Ci sono cineasti illustri, come Herzog, Delvaux, Schmid, Schroeter, che non trascurano il documentario. E, mentre in Italia la pratica documentaristica è, salvo rare eccezioni, quasi completamente sparita, negli U.S.A. è possibile scoprire l’altra faccia dell’America quasi esclusivamente attraverso il documentario di montaggio (come “Dialogue with a Woman Departed”, 1981, in cui L. Hurwitz ripercorre la storia dell’America progressista dalle origini indiane alle manifestazioni contro la guerra in Vietnam, o “Harlan County U.S.A.” di B. Kopple, che vinse l’Oscar del documentario nel 1977) e tende ad amplificarsi quella corrente che si ricollega alla memoria storica delle grandi lotte sociali e politiche, per agire con maggiore combattività sul presente.

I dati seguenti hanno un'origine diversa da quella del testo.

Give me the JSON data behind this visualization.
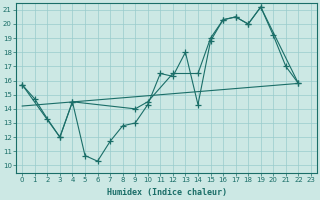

Il documentario televisivo, simile a quello cinematografico, presenta alcune peculiarità, dovute all’immediatezza con cui può farsi portatore dell’attualità e a particolari possibilità tecniche, che ampliano il campo d’azione del documentarista, consentendogli di affrontare, secondo la formula del film-inchiesta, problemi e avvenimenti di interesse pubblico (politici, di costume, sociali, scientifici, ecc.).